È nero su bianco, sulla Gazzetta ufficiale 198 del 24 agosto. È scritto sul decreto di luglio del ministero di Giustizia. Chi vorrà difendere le persone migranti detenute in Albania in attesa di un riconoscimento del proprio status riceverà un rimborso viaggio/vitto/alloggio di massimo 500 euro. Stesso importo per chi farà da interprete, mediando tra le due figure.
Sempre che vi sia necessità di essere presenti; la procedura prevista per le udienze è infatti il “collegamento da remoto” in “modalità audiovisiva”. Come questo diritto alla difesa, preferibilmente online, sarà garantito non è ancor dato sapere.
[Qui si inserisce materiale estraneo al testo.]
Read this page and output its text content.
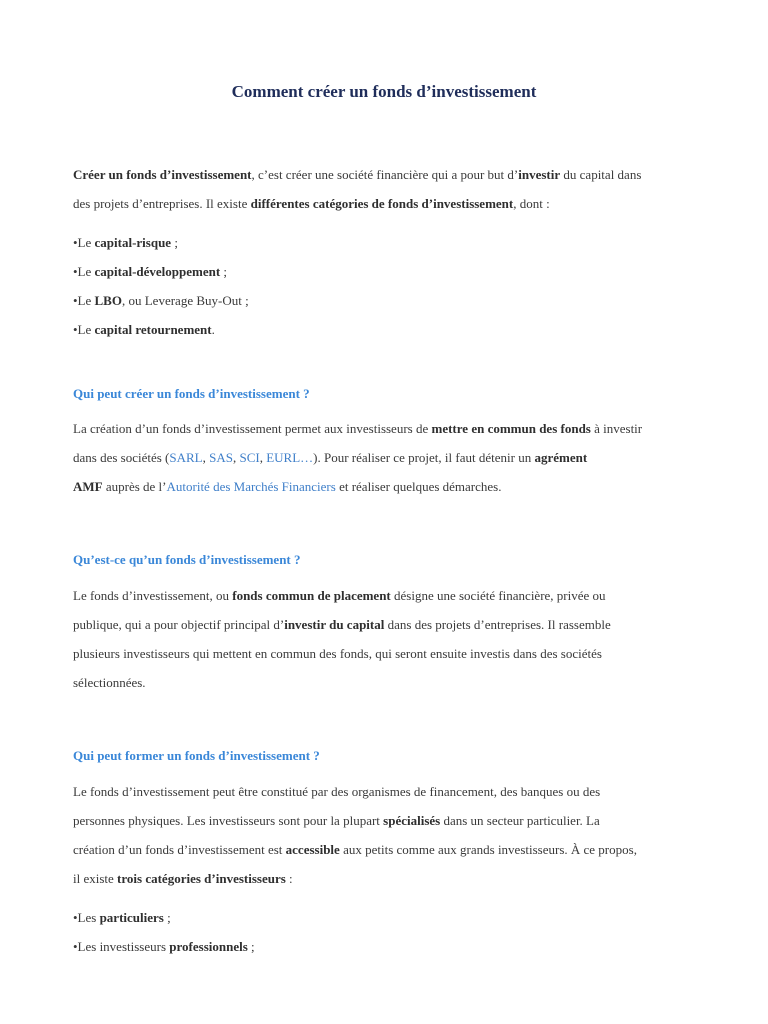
Comment créer un fonds d’investissement

Créer un fonds d’investissement, c’est créer une société financière qui a pour but d’investir du capital dans
des projets d’entreprises. Il existe différentes catégories de fonds d’investissement, dont :

•Le capital-risque ;
•Le capital-développement ;
•Le LBO, ou Leverage Buy-Out ;
•Le capital retournement.

Qui peut créer un fonds d’investissement ?

La création d’un fonds d’investissement permet aux investisseurs de mettre en commun des fonds à investir
dans des sociétés (SARL, SAS, SCI, EURL…). Pour réaliser ce projet, il faut détenir un agrément
AMF auprès de l’Autorité des Marchés Financiers et réaliser quelques démarches.

Qu’est-ce qu’un fonds d’investissement ?

Le fonds d’investissement, ou fonds commun de placement désigne une société financière, privée ou
publique, qui a pour objectif principal d’investir du capital dans des projets d’entreprises. Il rassemble
plusieurs investisseurs qui mettent en commun des fonds, qui seront ensuite investis dans des sociétés
sélectionnées.

Qui peut former un fonds d’investissement ?

Le fonds d’investissement peut être constitué par des organismes de financement, des banques ou des
personnes physiques. Les investisseurs sont pour la plupart spécialisés dans un secteur particulier. La
création d’un fonds d’investissement est accessible aux petits comme aux grands investisseurs. À ce propos,
il existe trois catégories d’investisseurs :

•Les particuliers ;
•Les investisseurs professionnels ;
Come il/la legale si interfaccerà alla persona assistita per instaurare un rapporto di fiducia rimane un mistero non ancora definito.
Di certo, nero su bianco, è che le procedure di identificazione, il diritto alla domanda di difesa, che sia di avvocatura d’ufficio o di fiducia (quest’ultima possibile non si sa bene in quale momento) dovrà avvenire entro 96 ore dallo sbarco in Albania. A far da Caronte tra difesa e persona migrante sarà un non precisato impiegato della pubblica amministrazione.
Lavoro impossibile
Tra i diversi punti oscuri di questo diritto alla difesa rimane come, chi dovrà difendere le persone migranti in Albania, potrà organizzare la propria agenda lavorativa quando, non possibile il collegamento online, occorrerà organizzare la presenza tre giorni dopo per una nuova data. Quando insomma ci sarà da mollare tutto, prenotare volo e albergo e transito da Tirana a Gjader, l’ex base militare, che dista 70 chilometri dalla capitale verso nord. Il tutto a proprie spese. Spese che si vanno a sommare ai 252 milioni di euro che il governo ha già stanziato per le trasferte dei funzionari ministeriali e del personale del dipartimento di amministrazione penitenziaria (Dap).